BEIJING – Considered a moderate part of the Brazilian right-wing government, Vice President Hamilton Mourão is in China with the goal of attracting investments and improving Brazil’s relations with its main economic partner as relations were shaken by a more polemical stance of President Bolsonaro. But will Mourão be able to calm the mood and bring investments to the country?
After public disagreements with one of Jair Bolsonaro’s sons and having become targets of Bolsonist militancy, who claims hes attempting a coup, Hamilton Mourão visits China to chair a plenary session of the Sino-Brazilian High-Level Commission for Coordination and Cooperation ( COSBAN), taking the opportunity to deliver a letter from the Brazilian head of state to his Chinese counterpart, Xi Jinping.
O Vice-presidente, @GeneralMourao, está na China, onde cumpre agenda até 24/05. Mourão vai presidir plenária da Comissão Sino-Brasileira de Alto Nível de Concertação e Cooperação (COSBAN).

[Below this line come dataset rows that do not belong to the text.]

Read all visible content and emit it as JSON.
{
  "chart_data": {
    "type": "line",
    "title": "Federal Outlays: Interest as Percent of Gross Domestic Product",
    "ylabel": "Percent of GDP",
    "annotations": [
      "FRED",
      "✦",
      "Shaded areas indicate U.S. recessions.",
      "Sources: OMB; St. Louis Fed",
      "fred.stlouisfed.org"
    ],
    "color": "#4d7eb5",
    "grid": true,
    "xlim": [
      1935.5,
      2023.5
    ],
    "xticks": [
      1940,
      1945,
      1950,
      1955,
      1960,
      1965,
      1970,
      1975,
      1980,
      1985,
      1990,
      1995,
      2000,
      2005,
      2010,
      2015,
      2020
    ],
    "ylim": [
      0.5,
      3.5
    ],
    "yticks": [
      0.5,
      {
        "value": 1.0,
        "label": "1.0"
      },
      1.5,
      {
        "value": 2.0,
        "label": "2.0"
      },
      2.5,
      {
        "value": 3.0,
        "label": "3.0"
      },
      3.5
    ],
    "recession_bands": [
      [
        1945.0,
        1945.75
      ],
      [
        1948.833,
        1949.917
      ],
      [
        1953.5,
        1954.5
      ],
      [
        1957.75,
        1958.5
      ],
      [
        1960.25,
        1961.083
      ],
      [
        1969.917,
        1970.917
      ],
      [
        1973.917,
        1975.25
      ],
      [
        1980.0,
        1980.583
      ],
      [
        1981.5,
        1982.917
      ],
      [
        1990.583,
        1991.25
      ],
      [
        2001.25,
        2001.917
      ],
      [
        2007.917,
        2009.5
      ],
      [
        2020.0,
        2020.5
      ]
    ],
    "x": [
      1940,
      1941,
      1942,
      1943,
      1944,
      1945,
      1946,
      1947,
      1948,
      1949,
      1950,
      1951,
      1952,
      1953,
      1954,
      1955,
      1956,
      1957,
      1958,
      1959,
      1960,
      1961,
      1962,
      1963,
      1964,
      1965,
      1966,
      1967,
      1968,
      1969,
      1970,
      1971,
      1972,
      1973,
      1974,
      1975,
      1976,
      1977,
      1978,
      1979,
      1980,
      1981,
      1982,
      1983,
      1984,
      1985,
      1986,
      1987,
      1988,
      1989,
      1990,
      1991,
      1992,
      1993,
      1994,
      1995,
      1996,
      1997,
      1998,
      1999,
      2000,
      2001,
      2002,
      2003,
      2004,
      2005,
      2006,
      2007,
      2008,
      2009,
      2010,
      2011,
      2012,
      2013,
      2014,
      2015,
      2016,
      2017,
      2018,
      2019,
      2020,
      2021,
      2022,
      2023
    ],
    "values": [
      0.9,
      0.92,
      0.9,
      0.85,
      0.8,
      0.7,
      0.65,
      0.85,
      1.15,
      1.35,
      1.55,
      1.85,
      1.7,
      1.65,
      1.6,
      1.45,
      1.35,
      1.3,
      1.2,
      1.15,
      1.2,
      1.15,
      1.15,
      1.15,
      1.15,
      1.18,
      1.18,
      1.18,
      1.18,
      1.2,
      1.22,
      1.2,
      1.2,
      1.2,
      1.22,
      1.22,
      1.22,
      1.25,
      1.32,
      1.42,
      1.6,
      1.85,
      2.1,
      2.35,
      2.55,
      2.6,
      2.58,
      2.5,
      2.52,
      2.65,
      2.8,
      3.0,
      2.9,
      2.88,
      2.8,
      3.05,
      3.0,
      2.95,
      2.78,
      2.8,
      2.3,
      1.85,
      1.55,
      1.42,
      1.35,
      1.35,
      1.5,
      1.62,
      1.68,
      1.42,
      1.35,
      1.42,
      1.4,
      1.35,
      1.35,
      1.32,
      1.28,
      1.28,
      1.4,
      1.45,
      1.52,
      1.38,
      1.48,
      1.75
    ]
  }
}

E Mourão vai entregar uma carta do presidente @jairbolsonaro ao presidente Xi Jinping. pic.twitter.com/f6MtfKfz6q
— tvBrasilgov (@tvbrasilgov) May 19, 2019
The focus of the trip, four months after a trip by a group of deputies from the president’s party to the Asian country, has been reported as granting the Chinese infrastructure projects in areas such as highways, railways and ports, at a time in which the Chinese economy is plunged into a trade war with the United States.
For Túlio Cariello, Professor of International Relations and Coordinator of Analysis of the Brazil-China Business Council, Mourão’s visit to China is very positive, especially considering the reactivation of COSBAN. According to him, the moment is an opportunity to discuss issues that are “locked in bilateral relations”, such as access to certain Chinese markets and possible misunderstandings generated at the time of the last Brazilian elections, when then-candidate Bolsonaro adopted strong rhetoric against Beijing.
“The Chinese investment in Brazil has now reached about $60 billion in terms of trade, which is undoubtedly the great center of attractiveness of Chinese investments in the region of Latin America,” said the specialist, stressing that he believes in maintaining this trend of interest, despite a significant drop recorded last year.
In a recent interview with UOL, China’s ambassador to Brasilia, Yang Wanming, said that Brazil “has all the conditions to be a relevant participant in the extension of the ‘New Silk Road’ to the continent, since Sino-Brazilian cooperation have a solid foundation and enormous potential. The matter should be treated more carefully during this visit to Mourão, which lasts until Friday.
According to Cariello, although this project was more focused initially on Eurasia and Africa, it is already expanding to other regions, albeit unofficially.
“We see that Chinese investments in Latin America are broadly in line with what this ‘New Silk Road’ project is about, so I think that, after all, the official entrance, let’s say, Latin American countries in this project ends up being much more a rhetorical thing, because in practice this is already happening in one way or another.”